Identification of the protein kinases that activate the E3 ubiquitin ligase Pellino 1 in the innate immune system

The E3 ubiquitin ligase Pellino 1 can be interconverted between inactive and active forms by a reversible phosphorylation mechanism. In vitro, phosphorylation and activation can be catalysed by either the IRAKs [IL (interleukin)-1-receptor-associated kinases] IRAK1 and IRAK4, or the IKK {I kappa B [inhibitor of NF-kappa B (nuclear factor kappa B)] kinase}-related kinases [IKK epsilon and TBK1 (TANK {TRAF [TNF (tumour-necrosis-factor)-receptor-associated factor]-associated NF-kappa B activator}-binding kinase 1)]. In the present study we establish that IRAK I is the major protein kinase that mediates the IL-1-stimulated activation of Pellino 1 in MEFs (mouse embryonic fibroblasts) or HEK (human embryonic kidney)-293 cells, whereas the IKK-related kinases activate Pellino 1 in TNF alpha-stimulated MEFs.
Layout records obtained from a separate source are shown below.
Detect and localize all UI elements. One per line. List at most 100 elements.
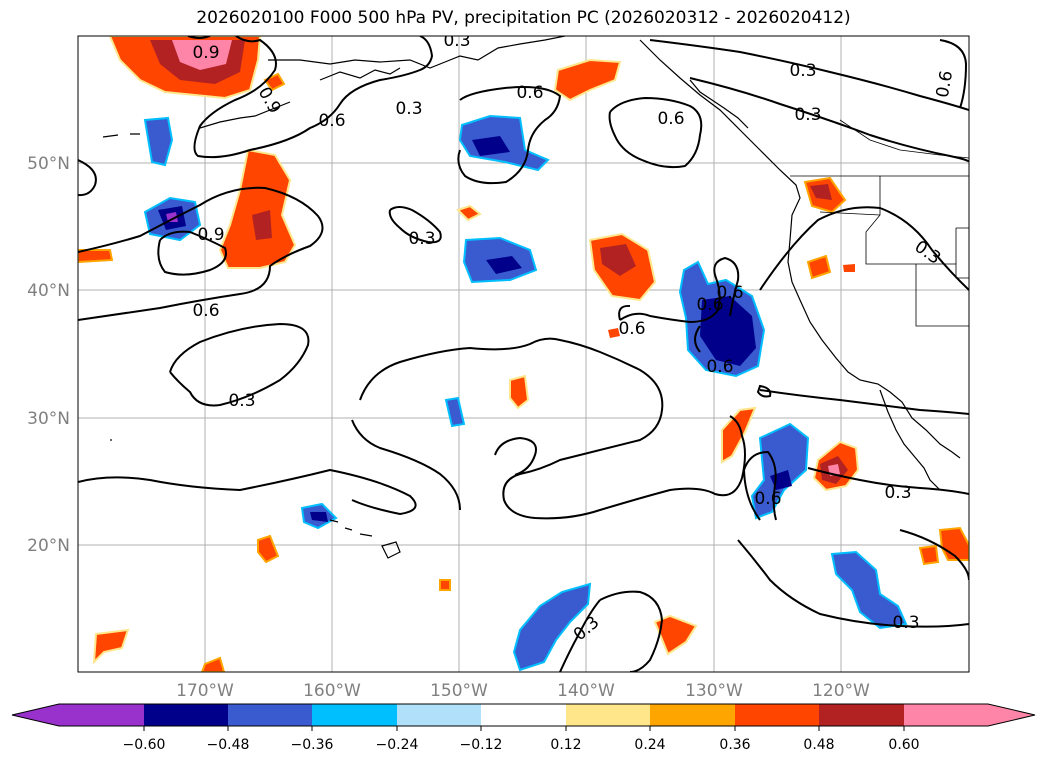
lon-label-130w: 130°W <box>685 681 743 701</box>
precip-area <box>143 116 174 167</box>
pv-contour <box>78 468 417 516</box>
contour-label: 0.6 <box>618 319 645 339</box>
lat-label-30n: 30°N <box>27 409 70 429</box>
pv-contour <box>608 96 703 169</box>
contour-label: 0.6 <box>696 295 723 315</box>
contour-label: 0.3 <box>884 483 911 503</box>
colorbar-bin <box>566 704 651 726</box>
hawaii-islands <box>329 519 401 559</box>
contour-label: 0.9 <box>192 43 219 63</box>
pv-contour <box>599 590 664 672</box>
pv-contour <box>494 436 537 476</box>
precip-area <box>444 396 466 428</box>
contour-label: 0.6 <box>706 357 733 377</box>
contour-label: 0.3 <box>794 105 821 125</box>
coastlines <box>102 36 961 559</box>
pv-contour <box>78 186 324 321</box>
precip-area <box>92 628 130 665</box>
pv-contour <box>694 325 701 353</box>
colorbar-tick-label: −0.60 <box>123 737 166 753</box>
lat-label-50n: 50°N <box>27 154 70 174</box>
contour-label: 0.3 <box>789 61 816 81</box>
colorbar-tick-label: −0.36 <box>291 737 334 753</box>
lon-label-140w: 140°W <box>557 681 615 701</box>
precip-area-southwest <box>512 582 592 672</box>
contour-label: 0.6 <box>657 109 684 129</box>
pv-contour <box>759 389 969 415</box>
contour-label: 0.3 <box>892 613 919 633</box>
contour-label: 0.3 <box>228 391 255 411</box>
alaska-coastline <box>268 36 566 69</box>
pv-contour <box>807 467 969 495</box>
pv-contour <box>649 39 969 111</box>
pv-contour <box>193 36 434 159</box>
contour-label: 0.6 <box>516 83 543 103</box>
pv-contour <box>187 36 211 39</box>
contour-label: 0.6 <box>716 283 743 303</box>
contour-labels: 0.9 0.9 0.6 0.6 0.3 0.3 0.6 0.6 0.3 0.3 … <box>192 36 957 645</box>
map-title: 2026020100 F000 500 hPa PV, precipitatio… <box>196 8 851 28</box>
precip-area <box>509 374 530 410</box>
plot-frame <box>77 35 970 673</box>
precip-area <box>843 264 855 272</box>
contour-label: 0.6 <box>754 489 781 509</box>
precip-area <box>456 204 482 222</box>
lat-label-20n: 20°N <box>27 536 70 556</box>
longitude-labels: 170°W 160°W 150°W 140°W 130°W 120°W <box>176 681 870 701</box>
colorbar-bin <box>312 704 397 726</box>
colorbar-tick-label: 0.24 <box>634 737 665 753</box>
precip-area-south <box>830 550 908 630</box>
baja-coastline <box>879 389 941 491</box>
precip-negative-areas <box>143 114 908 672</box>
pv-contour <box>759 206 969 291</box>
pv-contour <box>559 599 601 672</box>
colorbar-tick-labels: −0.60 −0.48 −0.36 −0.24 −0.12 0.12 0.24 … <box>123 737 920 753</box>
pv-contour <box>157 230 227 276</box>
latitude-labels: 50°N 40°N 30°N 20°N <box>27 154 70 556</box>
pv-contour <box>351 419 461 511</box>
plot-area: 0.9 0.9 0.6 0.6 0.3 0.3 0.6 0.6 0.3 0.3 … <box>78 36 969 672</box>
contour-label: 0.6 <box>933 69 957 99</box>
precip-area <box>806 254 832 280</box>
colorbar-bin <box>144 704 229 726</box>
colorbar-tick-label: 0.36 <box>719 737 750 753</box>
lat-label-40n: 40°N <box>27 281 70 301</box>
bc-coastline <box>639 39 961 459</box>
colorbar-bin <box>481 704 566 726</box>
colorbar-bin <box>397 704 482 726</box>
lon-label-160w: 160°W <box>303 681 361 701</box>
pv-contour <box>618 304 631 321</box>
pv-contour <box>756 384 772 398</box>
precip-area <box>553 58 622 102</box>
colorbar-bin <box>904 704 988 726</box>
colorbar-tick-label: −0.12 <box>460 737 503 753</box>
colorbar-bin <box>819 704 904 726</box>
colorbar-bin <box>59 704 144 726</box>
precip-area <box>608 328 620 338</box>
pv-contours <box>78 36 969 672</box>
pv-contour-main <box>359 337 746 520</box>
colorbar-tick-label: 0.60 <box>888 737 919 753</box>
precip-area <box>918 544 940 566</box>
pv-contour <box>939 39 968 109</box>
contour-label: 0.6 <box>318 111 345 131</box>
precip-positive-areas <box>78 36 969 672</box>
colorbar-tick-label: 0.48 <box>803 737 834 753</box>
precip-area-subtropical <box>750 422 810 520</box>
precip-area <box>721 406 757 464</box>
colorbar-tick-label: −0.24 <box>376 737 419 753</box>
lon-label-170w: 170°W <box>176 681 234 701</box>
contour-label: 0.3 <box>408 229 435 249</box>
pv-contour <box>388 206 442 244</box>
pv-contour <box>619 256 740 324</box>
pv-contour <box>169 322 310 407</box>
colorbar: −0.60 −0.48 −0.36 −0.24 −0.12 0.12 0.24 … <box>11 703 1036 753</box>
pv-contour <box>689 77 969 163</box>
contour-label: 0.9 <box>197 225 224 245</box>
colorbar-tick-label: −0.48 <box>207 737 250 753</box>
colorbar-tick-marks <box>143 726 905 731</box>
colorbar-tick-label: 0.12 <box>550 737 581 753</box>
precip-area <box>653 614 698 656</box>
contour-label: 0.6 <box>192 301 219 321</box>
The IKK-related kinases are also the major protein kinases that activate Pellino 1 in response to TLR (Toll-like receptor) ligands that signal via the adaptors MyD88 (myeloid differentiation primary response gene 88) and/or TRIF [TIR (Toll/IL-1 receptor) domain-containing adaptor protein inducing interferon beta]. The present studies demonstrate that, surprisingly, the ligands that signal via MyD88 do not always employ the same protein kinase to activate Pellino 1. Our results also establish that neither the catalytic activity of IRAK1 nor the activation of Pellino 1 is required for the initial transient activation of NF-kappa B and MAPKs (mitogen-activated protein kinases) that is triggered by IL-1 or TNF alpha in MEFs, or by TLR ligands in macrophages. The activation of Pellino 1 provides the first direct readout for IRAK1 catalytic activity in cells.